Les données de génotypage à l'échelle du génome apportent un éclairage nouveau sur la diversité génétique d'une collection mondiale de luzerne et fournissent des informations sur le contrôle génétique des caractères phénologiques
Description détaillée
La dépendance de la Chine et de l’Europe vis-à-vis des protéines importées constitue une menace pour l’autosuffisance alimentaire de ces régions. Ce problème pourrait être résolu en cultivant davantage de légumineuses, notamment la luzerne, qui est la plante la plus riche en protéines dans les climats tempérés. Pour créer des variétés productives et à haute valeur ajoutée, l’exploitation d’une grande diversité génétique, associée à l’évaluation génomique, pourrait améliorer les programmes de sélection actuels. Afin d’étudier la diversité de la luzerne, nous avons utilisé un ensemble de 395 accessions (c’est-à-dire des populations) de luzerne, provenant principalement d’Europe, d’Amérique du Nord et du Sud ainsi que de Chine, dont la dormance automnale varie de 3 à 7 sur une échelle de 11. Cinq sélectionneurs ont fourni des matériaux (617 accessions) qui ont été comparés aux 400 accessions. Toutes les accessions ont été génotypées à l’aide de la méthode de génotypage par séquençage (GBS) afin d’obtenir la fréquence des allèles SNP. Ces données génomiques ont été utilisées pour décrire la diversité génétique et identifier des groupes génétiques. Les accessions ont fait l’objet d’un phénotypage pour les caractères phénologiques (dormance automnale et date de floraison) sur deux sites (Lusignan en France, Novi Sad en Serbie) de 2018 à 2021. Les QTL ont été détectés à l’aide d’un modèle mixte multilocus (mlmm). Par la suite, la qualité de la prédiction génomique pour chaque caractère a été évaluée. Une validation croisée a été utilisée pour évaluer la qualité de la prédiction en testant les méthodes GBLUP, de régression bayésienne Ridge (BRR) et de Lasso bayésien. Une structure génétique comportant sept groupes a été mise en évidence. La plupart de ces groupes étaient liés à l’origine géographique des accessions et ont montré que les matériaux européens et américains sont génétiquement distincts des matériaux chinois.
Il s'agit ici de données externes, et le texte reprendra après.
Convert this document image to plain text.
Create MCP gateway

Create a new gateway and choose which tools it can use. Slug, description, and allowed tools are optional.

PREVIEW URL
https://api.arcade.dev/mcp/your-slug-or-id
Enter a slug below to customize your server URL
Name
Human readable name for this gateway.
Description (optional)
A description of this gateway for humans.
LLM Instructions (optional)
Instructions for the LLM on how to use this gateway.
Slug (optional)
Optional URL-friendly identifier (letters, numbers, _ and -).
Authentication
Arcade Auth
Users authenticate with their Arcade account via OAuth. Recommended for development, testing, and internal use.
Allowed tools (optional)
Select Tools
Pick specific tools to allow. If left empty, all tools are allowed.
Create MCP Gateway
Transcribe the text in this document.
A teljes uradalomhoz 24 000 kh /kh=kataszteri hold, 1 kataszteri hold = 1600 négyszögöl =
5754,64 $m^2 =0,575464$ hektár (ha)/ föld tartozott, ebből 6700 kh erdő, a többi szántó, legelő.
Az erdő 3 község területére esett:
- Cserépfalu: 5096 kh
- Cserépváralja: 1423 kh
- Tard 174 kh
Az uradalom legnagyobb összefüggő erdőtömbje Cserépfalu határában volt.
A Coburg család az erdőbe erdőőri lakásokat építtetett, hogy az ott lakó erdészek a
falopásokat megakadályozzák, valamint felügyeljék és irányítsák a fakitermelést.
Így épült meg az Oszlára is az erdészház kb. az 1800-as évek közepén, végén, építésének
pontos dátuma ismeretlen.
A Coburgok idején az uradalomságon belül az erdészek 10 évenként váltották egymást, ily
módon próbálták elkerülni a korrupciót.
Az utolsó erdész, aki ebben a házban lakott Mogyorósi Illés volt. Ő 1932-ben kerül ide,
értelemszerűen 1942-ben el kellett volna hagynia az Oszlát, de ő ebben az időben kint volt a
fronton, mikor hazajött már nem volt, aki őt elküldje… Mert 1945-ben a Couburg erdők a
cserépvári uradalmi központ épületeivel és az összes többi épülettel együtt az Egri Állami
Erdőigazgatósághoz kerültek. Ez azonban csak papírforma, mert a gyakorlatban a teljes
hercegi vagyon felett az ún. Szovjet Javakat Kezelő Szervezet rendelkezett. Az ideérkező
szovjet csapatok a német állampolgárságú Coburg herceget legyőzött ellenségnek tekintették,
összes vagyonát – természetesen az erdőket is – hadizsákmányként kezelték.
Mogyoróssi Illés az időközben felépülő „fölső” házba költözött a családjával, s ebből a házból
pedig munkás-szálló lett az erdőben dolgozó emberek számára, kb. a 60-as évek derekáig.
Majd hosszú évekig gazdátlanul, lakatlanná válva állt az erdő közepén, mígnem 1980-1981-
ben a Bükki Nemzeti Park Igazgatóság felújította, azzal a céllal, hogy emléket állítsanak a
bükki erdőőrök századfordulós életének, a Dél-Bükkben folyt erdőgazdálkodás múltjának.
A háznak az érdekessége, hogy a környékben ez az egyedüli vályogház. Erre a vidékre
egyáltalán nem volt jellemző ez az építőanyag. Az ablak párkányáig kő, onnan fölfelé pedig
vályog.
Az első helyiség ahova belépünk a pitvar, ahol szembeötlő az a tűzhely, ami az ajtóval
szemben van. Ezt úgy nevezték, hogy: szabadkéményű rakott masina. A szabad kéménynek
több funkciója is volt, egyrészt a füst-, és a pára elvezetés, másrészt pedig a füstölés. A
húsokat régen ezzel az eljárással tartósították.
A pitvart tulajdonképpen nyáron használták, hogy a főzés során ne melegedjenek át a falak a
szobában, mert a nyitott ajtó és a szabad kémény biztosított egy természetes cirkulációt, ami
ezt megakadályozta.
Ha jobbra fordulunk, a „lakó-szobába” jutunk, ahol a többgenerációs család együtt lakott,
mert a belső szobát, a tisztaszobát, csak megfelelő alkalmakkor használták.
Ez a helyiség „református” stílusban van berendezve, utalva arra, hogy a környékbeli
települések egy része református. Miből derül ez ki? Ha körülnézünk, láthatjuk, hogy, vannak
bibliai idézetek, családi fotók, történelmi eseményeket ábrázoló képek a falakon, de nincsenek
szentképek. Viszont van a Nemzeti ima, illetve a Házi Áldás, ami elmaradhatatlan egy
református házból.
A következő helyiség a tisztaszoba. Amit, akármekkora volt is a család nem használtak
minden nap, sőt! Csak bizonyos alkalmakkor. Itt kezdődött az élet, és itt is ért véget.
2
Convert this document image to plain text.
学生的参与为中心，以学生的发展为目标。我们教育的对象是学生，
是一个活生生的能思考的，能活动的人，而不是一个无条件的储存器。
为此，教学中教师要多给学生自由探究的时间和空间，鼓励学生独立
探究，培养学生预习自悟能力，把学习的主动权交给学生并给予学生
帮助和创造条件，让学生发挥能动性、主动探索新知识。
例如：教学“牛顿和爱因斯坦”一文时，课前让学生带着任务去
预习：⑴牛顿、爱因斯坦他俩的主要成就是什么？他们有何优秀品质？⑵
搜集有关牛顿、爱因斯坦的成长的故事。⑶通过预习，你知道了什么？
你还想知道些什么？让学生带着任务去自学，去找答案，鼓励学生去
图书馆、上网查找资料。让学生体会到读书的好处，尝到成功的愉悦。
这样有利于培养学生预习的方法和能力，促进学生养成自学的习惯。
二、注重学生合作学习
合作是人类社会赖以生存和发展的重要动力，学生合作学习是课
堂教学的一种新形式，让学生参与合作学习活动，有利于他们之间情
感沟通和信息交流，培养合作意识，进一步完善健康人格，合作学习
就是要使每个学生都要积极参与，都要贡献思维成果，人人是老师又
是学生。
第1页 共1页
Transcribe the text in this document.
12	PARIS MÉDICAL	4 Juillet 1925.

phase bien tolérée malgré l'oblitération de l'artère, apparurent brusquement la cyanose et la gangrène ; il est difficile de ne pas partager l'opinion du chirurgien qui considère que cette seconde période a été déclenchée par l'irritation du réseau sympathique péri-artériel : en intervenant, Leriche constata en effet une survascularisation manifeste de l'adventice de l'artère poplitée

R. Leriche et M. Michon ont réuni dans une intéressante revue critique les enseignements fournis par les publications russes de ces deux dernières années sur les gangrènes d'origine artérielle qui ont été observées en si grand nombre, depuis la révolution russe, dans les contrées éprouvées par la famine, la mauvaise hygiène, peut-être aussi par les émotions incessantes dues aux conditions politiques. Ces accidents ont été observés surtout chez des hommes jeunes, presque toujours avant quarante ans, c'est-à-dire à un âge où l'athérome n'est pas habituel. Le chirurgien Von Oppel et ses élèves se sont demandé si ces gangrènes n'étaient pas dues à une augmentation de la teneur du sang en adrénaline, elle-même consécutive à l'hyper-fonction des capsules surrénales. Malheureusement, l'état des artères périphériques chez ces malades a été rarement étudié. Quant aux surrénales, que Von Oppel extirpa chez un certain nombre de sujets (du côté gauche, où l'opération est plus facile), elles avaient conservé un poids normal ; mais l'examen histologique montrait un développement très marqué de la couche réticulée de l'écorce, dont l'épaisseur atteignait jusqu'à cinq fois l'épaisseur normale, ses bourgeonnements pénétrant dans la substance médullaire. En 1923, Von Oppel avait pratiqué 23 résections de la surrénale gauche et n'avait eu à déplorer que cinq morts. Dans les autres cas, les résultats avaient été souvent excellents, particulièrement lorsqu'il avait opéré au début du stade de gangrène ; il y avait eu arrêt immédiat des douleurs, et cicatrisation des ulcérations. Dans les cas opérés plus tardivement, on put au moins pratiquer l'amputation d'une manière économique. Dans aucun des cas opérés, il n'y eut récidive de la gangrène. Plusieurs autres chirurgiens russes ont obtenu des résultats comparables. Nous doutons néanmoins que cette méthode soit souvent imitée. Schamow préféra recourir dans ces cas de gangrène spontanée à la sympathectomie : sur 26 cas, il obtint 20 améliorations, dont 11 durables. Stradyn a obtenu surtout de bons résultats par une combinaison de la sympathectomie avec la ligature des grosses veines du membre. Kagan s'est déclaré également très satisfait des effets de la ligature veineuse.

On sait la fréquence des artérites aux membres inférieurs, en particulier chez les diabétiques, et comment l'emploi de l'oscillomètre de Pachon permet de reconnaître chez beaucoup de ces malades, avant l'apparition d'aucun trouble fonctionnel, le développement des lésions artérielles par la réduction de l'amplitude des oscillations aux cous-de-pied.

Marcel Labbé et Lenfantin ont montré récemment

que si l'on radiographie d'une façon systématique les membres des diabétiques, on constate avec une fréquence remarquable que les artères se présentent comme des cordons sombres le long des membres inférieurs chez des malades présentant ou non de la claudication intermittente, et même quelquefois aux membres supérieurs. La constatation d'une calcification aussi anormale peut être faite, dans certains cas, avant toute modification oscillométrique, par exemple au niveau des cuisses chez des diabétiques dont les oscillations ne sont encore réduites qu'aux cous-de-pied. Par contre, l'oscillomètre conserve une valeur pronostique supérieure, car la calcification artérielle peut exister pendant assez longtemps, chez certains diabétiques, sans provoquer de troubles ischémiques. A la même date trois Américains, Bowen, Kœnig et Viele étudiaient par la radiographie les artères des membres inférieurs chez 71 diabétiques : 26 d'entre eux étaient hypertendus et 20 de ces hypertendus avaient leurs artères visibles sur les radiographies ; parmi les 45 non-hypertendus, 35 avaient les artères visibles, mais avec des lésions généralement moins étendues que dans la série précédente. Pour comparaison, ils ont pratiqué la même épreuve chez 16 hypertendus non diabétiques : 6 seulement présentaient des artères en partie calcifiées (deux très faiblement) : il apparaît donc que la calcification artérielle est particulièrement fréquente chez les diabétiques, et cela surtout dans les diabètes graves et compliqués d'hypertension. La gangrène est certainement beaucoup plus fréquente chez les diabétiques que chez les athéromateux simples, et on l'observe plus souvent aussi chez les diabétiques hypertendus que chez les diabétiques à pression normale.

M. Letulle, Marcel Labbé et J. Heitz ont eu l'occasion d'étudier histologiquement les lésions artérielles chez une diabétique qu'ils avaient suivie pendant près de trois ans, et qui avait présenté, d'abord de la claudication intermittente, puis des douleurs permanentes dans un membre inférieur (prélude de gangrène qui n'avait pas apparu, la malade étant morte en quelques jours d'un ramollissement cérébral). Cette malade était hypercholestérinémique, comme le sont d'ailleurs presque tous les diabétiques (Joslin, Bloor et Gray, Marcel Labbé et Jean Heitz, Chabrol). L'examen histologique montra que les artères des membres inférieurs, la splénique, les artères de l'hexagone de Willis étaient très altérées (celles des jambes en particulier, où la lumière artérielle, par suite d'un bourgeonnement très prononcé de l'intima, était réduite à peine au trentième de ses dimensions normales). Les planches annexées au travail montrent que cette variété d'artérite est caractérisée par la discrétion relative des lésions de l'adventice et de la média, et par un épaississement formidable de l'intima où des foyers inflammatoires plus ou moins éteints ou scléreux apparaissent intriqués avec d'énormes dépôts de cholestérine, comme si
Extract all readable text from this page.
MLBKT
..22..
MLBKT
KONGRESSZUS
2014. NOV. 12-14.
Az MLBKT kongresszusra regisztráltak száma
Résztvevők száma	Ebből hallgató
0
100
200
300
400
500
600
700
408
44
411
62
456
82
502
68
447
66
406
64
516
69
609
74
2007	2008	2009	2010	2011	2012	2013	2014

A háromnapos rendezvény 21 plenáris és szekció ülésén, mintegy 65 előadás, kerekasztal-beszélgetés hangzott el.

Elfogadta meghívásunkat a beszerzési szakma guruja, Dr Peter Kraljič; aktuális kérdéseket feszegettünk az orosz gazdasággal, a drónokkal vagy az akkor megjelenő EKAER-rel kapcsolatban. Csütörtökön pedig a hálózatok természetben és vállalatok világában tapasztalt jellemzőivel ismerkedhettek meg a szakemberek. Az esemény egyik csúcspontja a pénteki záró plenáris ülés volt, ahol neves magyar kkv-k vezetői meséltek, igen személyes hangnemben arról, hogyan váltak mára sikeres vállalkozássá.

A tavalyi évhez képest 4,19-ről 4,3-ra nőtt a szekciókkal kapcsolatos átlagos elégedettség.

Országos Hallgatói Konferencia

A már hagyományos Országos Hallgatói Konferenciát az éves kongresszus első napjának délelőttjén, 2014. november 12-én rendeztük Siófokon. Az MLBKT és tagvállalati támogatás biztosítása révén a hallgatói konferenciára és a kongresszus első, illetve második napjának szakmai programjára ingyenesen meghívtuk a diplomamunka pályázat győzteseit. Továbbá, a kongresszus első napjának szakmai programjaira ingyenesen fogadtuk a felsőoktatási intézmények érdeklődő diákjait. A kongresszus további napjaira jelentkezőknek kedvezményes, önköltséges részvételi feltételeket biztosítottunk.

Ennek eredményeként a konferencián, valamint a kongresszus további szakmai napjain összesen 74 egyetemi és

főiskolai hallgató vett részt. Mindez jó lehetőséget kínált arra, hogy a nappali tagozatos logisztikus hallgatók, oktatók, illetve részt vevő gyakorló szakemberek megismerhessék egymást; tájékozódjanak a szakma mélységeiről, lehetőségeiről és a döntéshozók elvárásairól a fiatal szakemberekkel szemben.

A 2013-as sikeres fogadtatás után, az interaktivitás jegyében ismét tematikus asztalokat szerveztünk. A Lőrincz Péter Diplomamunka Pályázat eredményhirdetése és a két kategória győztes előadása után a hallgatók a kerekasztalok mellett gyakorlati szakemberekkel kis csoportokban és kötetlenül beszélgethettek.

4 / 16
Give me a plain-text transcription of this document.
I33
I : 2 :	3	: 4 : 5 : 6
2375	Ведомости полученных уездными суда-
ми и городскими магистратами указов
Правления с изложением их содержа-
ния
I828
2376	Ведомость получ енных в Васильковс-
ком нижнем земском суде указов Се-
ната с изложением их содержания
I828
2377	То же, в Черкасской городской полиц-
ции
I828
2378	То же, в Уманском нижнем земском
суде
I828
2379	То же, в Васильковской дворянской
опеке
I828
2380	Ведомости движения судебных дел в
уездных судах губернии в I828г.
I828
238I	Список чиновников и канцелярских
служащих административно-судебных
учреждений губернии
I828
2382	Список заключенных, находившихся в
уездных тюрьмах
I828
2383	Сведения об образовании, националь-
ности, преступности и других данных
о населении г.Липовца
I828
Plusieurs QTL associés à la dormance automnale ont été identifiés, et la plupart d’entre eux étaient liés à des gènes. Dans notre étude, les méthodes infinitésimales ont montré une meilleure qualité de prédiction que le Lasso bayésien, et la prédiction génomique a atteint des capacités de prédiction élevées (>0,75) dans certains cas. Nos résultats sont encourageants pour la sélection de la luzerne, car ils montrent qu’il est possible d’obtenir une prédiction génomique de haute qualité.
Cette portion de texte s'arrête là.